Me miró asustada, a punto de echarse a llorar y, escapando a duras penas de la furia con que mis manos sujetaban sus hombros, se arrodilló para recoger cuanto pudo antes de que el tren alertara del cierre de puertas, ignorante de todo lo pasaba en su interior. En su huída dejó unos cuantos céntimos esparcidos por el suelo sucio y un pequeño taco de cartulinas que había resbalado de su bolsillo cuando se agachó. Aún en shock, observado por aquellos curiosos que habían levantado la vista de sus periódicos y avergonzado por lo ocurrido, recogí las tarjetas y las estudié de nuevo en mi asiento, oculto tras del cuello alto de mi chaqueta. Algo murió dentro de mi al leer la primera de ellas, estrellando cada una de mis convicciones contra un muro de clavos a medida que el resto pasaba ante mis ojos.
Ese violín desafinado era la única voz que alguien podría oír de ella. Muda para el mundo. Imaginé lo estúpido que había sido al creer que ella podía prescindir de los monólogos internos, que era feliz, no como yo, como cualquiera. Quise compensar lo incompensable y la busqué durante días pero, escarmentada, no volvió a pisar la línea que yo acostumbraba.
Poco a poco la fui olvidando, como imagino que ella se olvidaría de mí, tan pronto como se olvida un encontronazo con tu pareja, una sonrisa habría bastado. No obstante, algo cambió en mí. Mi trabajo se me antojó el cascarón vacío que siempre había sido, un lugar en que pasar las horas para evitar buscarse en el espejo al llegar a casa, donde ganar dinero que gastar en tu tiempo libre para así llenarte de satisfacciones efímeras, de necesidades inducidas. Mi ropa ya no hablaba tanto de mí. Mi aspecto, una máscara para bailar al son del carnaval de turno. Mi vida, por fin, empezaba a llevar ese nombre.
Un buen día, mucho después, bajé en Retiro, decidido a retomar de una vez por todas la lectura en parque otoñal, deporte favorito de mi juventud. Y allí estaba ella, en el subterráneo.
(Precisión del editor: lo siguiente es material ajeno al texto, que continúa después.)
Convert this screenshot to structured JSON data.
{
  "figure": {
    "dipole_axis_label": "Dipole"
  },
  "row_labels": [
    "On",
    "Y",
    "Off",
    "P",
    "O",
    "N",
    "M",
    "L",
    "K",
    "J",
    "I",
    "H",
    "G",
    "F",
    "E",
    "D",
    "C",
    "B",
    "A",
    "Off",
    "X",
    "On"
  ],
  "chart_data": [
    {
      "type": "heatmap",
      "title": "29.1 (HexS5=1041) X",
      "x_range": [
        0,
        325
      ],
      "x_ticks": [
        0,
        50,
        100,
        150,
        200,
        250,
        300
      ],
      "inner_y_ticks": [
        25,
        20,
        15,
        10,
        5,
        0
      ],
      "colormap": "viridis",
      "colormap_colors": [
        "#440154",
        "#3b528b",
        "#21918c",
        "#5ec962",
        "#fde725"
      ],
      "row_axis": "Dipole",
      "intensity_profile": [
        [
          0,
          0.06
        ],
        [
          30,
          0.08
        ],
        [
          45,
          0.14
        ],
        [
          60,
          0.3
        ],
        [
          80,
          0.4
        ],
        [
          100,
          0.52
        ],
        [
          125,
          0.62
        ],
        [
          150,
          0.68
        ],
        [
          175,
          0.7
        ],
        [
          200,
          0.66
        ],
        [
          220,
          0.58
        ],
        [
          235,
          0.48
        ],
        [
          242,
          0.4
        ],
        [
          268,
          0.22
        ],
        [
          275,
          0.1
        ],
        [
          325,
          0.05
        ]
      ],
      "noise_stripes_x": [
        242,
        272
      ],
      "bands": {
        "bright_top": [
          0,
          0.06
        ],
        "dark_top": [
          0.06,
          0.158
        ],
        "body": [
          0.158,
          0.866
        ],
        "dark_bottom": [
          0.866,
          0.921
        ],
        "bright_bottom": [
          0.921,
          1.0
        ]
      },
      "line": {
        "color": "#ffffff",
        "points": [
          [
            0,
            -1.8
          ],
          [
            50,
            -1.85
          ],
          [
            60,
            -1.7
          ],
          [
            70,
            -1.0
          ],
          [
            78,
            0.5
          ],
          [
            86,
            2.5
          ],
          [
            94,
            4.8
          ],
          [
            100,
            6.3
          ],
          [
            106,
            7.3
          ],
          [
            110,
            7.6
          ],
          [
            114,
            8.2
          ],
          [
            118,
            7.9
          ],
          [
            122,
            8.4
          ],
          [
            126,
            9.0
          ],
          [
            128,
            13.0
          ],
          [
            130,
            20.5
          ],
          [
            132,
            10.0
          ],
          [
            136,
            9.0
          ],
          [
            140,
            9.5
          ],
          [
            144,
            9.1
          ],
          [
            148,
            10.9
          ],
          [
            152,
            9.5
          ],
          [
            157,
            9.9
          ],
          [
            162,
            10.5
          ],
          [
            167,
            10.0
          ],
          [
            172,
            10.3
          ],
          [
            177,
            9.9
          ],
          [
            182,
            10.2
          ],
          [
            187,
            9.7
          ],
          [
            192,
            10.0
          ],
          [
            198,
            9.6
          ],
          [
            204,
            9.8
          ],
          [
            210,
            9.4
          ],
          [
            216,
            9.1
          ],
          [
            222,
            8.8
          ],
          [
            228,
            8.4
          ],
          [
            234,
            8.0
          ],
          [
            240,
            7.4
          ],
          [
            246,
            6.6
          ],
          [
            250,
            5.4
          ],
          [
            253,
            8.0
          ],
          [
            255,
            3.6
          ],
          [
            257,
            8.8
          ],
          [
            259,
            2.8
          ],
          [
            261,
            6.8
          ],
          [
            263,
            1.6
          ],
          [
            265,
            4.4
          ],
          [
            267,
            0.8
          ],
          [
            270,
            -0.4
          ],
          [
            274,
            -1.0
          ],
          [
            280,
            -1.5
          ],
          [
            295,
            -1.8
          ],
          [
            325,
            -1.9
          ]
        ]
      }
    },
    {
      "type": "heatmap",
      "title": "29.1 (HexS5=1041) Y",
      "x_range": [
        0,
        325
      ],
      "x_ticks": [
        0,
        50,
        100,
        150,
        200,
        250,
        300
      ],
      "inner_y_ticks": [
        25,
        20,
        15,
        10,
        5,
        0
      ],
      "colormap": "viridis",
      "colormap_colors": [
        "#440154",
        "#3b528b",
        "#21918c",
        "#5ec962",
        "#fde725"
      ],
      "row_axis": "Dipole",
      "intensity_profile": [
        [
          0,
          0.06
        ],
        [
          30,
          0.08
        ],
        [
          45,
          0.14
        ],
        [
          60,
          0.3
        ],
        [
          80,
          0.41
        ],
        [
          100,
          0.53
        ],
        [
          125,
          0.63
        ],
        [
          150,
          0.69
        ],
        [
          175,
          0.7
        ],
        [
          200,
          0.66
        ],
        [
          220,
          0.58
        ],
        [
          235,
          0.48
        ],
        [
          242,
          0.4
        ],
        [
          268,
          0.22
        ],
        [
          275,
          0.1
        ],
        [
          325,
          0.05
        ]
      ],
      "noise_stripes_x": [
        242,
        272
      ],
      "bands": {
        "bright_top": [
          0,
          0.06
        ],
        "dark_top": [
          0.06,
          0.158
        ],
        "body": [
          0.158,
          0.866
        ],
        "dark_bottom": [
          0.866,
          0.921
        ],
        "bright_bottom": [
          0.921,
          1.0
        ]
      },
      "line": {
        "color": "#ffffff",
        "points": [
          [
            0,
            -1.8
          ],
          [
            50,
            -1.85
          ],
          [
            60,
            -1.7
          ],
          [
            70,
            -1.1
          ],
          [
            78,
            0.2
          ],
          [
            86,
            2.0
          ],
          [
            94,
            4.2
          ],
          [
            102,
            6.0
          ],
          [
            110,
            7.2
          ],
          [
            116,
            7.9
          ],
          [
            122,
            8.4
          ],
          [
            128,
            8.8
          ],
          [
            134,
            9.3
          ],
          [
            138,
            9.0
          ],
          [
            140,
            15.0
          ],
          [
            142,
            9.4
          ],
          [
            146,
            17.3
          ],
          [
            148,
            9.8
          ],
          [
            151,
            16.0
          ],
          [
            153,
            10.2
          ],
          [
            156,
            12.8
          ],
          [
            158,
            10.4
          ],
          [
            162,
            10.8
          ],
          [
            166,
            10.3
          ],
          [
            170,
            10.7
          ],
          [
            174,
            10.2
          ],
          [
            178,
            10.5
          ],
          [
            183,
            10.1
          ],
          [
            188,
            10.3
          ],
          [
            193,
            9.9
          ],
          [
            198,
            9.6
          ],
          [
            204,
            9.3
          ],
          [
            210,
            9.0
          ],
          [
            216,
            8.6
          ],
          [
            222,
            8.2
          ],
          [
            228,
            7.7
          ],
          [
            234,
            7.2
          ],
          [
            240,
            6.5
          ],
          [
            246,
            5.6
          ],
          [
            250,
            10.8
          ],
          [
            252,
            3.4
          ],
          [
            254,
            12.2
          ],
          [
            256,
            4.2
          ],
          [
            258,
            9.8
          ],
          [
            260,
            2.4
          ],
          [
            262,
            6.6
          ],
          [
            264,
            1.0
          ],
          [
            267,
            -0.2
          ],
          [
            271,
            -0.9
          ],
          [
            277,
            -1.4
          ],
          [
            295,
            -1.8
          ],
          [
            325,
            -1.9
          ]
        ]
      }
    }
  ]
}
La misma ropa sucia, el mismo pelo de color indefinible, el mismo violín viejo y sin barniz, el mismo tango. Me miró y me sonrió acompañando el gesto de un par de notas mal dadas. No se acordaba de mí. Por un momento dudé de si seguir adelante pero... ¡No! ¡Era ella! ¡Por fin! Me puse a su lado y, aplastando en el fondo de mi estómago años de inseguridad, canté a voz en grito aquella melodía melancólica, húmeda de duchas pasadas y lágrimas presentes. Al acabar no hubo aplausos. Ella volvió a mirarme, divertida. No había vuelto a hacerse tarjetas, una pizarrita contaba brevemente su historia junto a la gorra en el pavimento por lo que, cogiéndome una mano, escribió sobre ella con su dedo la palabra 'Gracias'. No pude evitar sonreír y me lanzé a darle un abrazo. Esta vez fue ella la que quedó desconcertada y yo aproveché el momento para añadir un par de monedas al bote y marcharme a paso ligero, feliz, como yo, como ella, como cualquiera.